5. LET SOMEONE ELSE DECIDE

This may sound strange but, it is a very useful and stress-free method of making your spending decision. There is one limitation however, you cannot bank on the stranger for each and every small expenditure, and neither would you like the control the stranger may exercise on your expenses. The way to solicit the stranger’s help in controlling your expenses is to get a comprehensive plan and let the stranger tell you how much you can spend in each of the months. That stranger, will usually be your ­financial planner or wealth manager, and will provide you a comprehensive roadmap for not just future but also the present. Knowing what is important and what is not, setting your priorities based on factual data and numbers and not on feelings and impulses will certainly allow you to achieve the self-discipline needed to control the spending.

OTHER INTERESTING METHODS

If somehow you find accepting and applying any of the methods above, yet you still want to be able to control your spending there are more interesting and rejuvenating ways to do that:

A] Spend time prioritizing & planning: A weekend exercise each month or every two months will take you long way towards family bonding and spending your money in far more useful and satisfactory manner.
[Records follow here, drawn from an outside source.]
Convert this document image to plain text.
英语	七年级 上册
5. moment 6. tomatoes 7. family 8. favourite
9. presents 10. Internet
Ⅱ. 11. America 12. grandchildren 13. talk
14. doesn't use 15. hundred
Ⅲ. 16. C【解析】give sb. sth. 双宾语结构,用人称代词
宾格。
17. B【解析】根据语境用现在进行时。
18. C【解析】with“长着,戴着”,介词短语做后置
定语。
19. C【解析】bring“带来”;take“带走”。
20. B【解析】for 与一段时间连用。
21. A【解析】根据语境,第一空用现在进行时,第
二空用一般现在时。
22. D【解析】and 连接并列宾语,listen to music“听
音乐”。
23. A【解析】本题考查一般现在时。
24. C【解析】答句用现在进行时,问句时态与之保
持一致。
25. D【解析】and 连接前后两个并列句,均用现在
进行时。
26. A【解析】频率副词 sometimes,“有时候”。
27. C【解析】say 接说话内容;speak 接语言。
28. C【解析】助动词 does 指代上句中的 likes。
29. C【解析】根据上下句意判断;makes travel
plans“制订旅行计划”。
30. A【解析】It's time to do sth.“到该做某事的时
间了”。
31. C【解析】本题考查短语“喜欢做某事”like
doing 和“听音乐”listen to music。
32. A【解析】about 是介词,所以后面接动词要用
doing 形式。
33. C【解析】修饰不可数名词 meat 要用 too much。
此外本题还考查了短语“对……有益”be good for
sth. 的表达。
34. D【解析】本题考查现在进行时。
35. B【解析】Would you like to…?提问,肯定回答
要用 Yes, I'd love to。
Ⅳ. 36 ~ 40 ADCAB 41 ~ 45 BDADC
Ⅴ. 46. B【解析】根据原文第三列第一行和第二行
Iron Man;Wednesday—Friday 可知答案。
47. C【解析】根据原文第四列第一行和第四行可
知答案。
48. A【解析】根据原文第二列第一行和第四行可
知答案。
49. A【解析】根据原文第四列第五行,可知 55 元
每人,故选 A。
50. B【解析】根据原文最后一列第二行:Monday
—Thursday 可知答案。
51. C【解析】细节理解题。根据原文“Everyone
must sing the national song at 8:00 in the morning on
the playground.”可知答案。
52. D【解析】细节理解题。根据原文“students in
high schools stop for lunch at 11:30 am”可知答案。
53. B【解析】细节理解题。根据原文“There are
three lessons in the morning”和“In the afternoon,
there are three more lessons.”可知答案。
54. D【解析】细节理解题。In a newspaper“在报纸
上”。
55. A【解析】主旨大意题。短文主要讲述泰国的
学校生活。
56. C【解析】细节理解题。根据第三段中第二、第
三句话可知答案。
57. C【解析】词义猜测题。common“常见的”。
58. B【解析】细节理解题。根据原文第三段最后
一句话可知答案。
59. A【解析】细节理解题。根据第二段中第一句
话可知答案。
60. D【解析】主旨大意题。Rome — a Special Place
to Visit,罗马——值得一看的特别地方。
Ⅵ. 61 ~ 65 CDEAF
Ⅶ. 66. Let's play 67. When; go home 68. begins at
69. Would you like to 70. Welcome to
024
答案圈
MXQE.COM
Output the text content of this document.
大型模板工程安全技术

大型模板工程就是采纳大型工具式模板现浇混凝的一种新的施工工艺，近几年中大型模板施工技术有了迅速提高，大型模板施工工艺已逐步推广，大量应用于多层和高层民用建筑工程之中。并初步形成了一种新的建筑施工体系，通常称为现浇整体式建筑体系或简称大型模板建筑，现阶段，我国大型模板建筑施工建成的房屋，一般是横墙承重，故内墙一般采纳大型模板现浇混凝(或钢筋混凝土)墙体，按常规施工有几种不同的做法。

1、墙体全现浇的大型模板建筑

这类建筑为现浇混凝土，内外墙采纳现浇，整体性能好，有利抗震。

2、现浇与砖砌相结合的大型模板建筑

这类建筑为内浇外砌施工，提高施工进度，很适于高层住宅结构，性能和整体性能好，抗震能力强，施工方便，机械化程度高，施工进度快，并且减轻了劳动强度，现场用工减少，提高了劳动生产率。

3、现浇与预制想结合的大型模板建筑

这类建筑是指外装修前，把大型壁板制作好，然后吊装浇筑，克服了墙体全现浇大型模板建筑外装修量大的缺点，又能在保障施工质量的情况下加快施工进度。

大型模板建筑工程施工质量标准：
B] Think Long Term: Long term success requires short term sacrifice and the same is true for money as well. If you have bigger long term goals spending control in the short term is very important.

C] Use SIP Mode: SIP mode of investment, or Systematic Investment Plans can be useful in diverting your money towards savings each month before you can think of spending it. Plus, you have added advantage of performance if you are investing in Equity Mutual Funds.
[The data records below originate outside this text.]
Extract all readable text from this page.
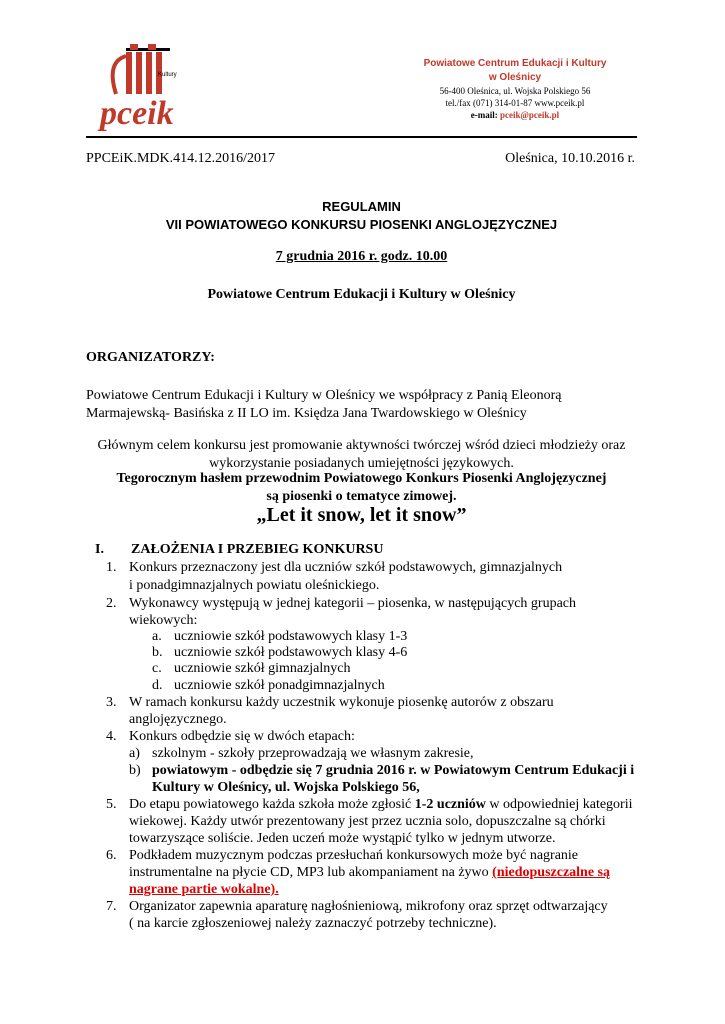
Kultury
pceik
Powiatowe Centrum Edukacji i Kultury
w Oleśnicy
56-400 Oleśnica, ul. Wojska Polskiego 56
tel./fax (071) 314-01-87 www.pceik.pl
e-mail: pceik@pceik.pl
PPCEiK.MDK.414.12.2016/2017	Oleśnica, 10.10.2016 r.
REGULAMIN
VII POWIATOWEGO KONKURSU PIOSENKI ANGLOJĘZYCZNEJ
7 grudnia 2016 r. godz. 10.00
Powiatowe Centrum Edukacji i Kultury w Oleśnicy
ORGANIZATORZY:
Powiatowe Centrum Edukacji i Kultury w Oleśnicy we współpracy z Panią Eleonorą
Marmajewską- Basińska z II LO im. Księdza Jana Twardowskiego w Oleśnicy
Głównym celem konkursu jest promowanie aktywności twórczej wśród dzieci młodzieży oraz
wykorzystanie posiadanych umiejętności językowych.
Tegorocznym hasłem przewodnim Powiatowego Konkurs Piosenki Anglojęzycznej
są piosenki o tematyce zimowej.
„Let it snow, let it snow”
I. ZAŁOŻENIA I PRZEBIEG KONKURSU
1. Konkurs przeznaczony jest dla uczniów szkół podstawowych, gimnazjalnych
i ponadgimnazjalnych powiatu oleśnickiego.
2. Wykonawcy występują w jednej kategorii – piosenka, w następujących grupach
wiekowych:
a. uczniowie szkół podstawowych klasy 1-3
b. uczniowie szkół podstawowych klasy 4-6
c. uczniowie szkół gimnazjalnych
d. uczniowie szkół ponadgimnazjalnych
3. W ramach konkursu każdy uczestnik wykonuje piosenkę autorów z obszaru
anglojęzycznego.
4. Konkurs odbędzie się w dwóch etapach:
a) szkolnym - szkoły przeprowadzają we własnym zakresie,
b) powiatowym - odbędzie się 7 grudnia 2016 r. w Powiatowym Centrum Edukacji i
Kultury w Oleśnicy, ul. Wojska Polskiego 56,
5. Do etapu powiatowego każda szkoła może zgłosić 1-2 uczniów w odpowiedniej kategorii
wiekowej. Każdy utwór prezentowany jest przez ucznia solo, dopuszczalne są chórki
towarzyszące soliście. Jeden uczeń może wystąpić tylko w jednym utworze.
6. Podkładem muzycznym podczas przesłuchań konkursowych może być nagranie
instrumentalne na płycie CD, MP3 lub akompaniament na żywo (niedopuszczalne są
nagrane partie wokalne).
7. Organizator zapewnia aparaturę nagłośnieniową, mikrofony oraz sprzęt odtwarzający
( na karcie zgłoszeniowej należy zaznaczyć potrzeby techniczne).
D] Use Your Recording Skills: No need to be surprised here, recording skills mean recording transactions not the video recording skills. All you need is a notepad on your smart phone or a small notebook and a pen at the end of the day and less than 5 minutes of time to record every expenditure you incurred throughout the day. Best way is to use a spreadsheet on your cell phone or laptop, where you can enter the bank balance at the top (in negative) and then record the spending every day with a total being displayed at the bottom. This, will keep telling you about how close you are to the limit you have set for your expenses. Additionally, if you want to get creative, spreadsheets can be wonderful in reflecting your income-expense status. You may add pie charts (see ­gure: “Spending Chart”) and actually use the data to tally with your bank statement, giving you a comprehensive picture of where your money goes and where you can control its ow.
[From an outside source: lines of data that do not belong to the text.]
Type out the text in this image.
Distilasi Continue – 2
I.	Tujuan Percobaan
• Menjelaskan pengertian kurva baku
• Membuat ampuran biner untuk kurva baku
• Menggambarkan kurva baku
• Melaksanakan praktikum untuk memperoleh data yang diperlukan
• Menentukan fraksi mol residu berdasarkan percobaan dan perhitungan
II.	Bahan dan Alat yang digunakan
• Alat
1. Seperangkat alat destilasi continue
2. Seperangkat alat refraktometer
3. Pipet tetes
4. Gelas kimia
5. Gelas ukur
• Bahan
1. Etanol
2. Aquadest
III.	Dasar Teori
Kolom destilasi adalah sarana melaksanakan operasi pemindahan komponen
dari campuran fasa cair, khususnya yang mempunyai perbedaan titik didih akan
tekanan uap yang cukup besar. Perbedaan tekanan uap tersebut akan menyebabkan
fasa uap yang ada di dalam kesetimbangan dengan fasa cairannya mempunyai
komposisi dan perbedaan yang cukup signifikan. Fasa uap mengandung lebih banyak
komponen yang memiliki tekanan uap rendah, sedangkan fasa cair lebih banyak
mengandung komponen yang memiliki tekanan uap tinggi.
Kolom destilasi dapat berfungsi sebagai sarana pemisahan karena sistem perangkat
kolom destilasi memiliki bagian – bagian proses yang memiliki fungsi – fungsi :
E] Make a List: Prepare a ‘Go Get It’ list before you go out to shop. It is an old but powerful tool to get hold of your purse each time you get attracted to a new arrival at the superstore, or the new advertisement for the same old non-useful product you already own. With these many weapons at your disposal, it shall be easy for you to conquer the spending territory. Additionally, you can try finding your very own creative ways to control your spending and credit yourself with successfully defending your money later.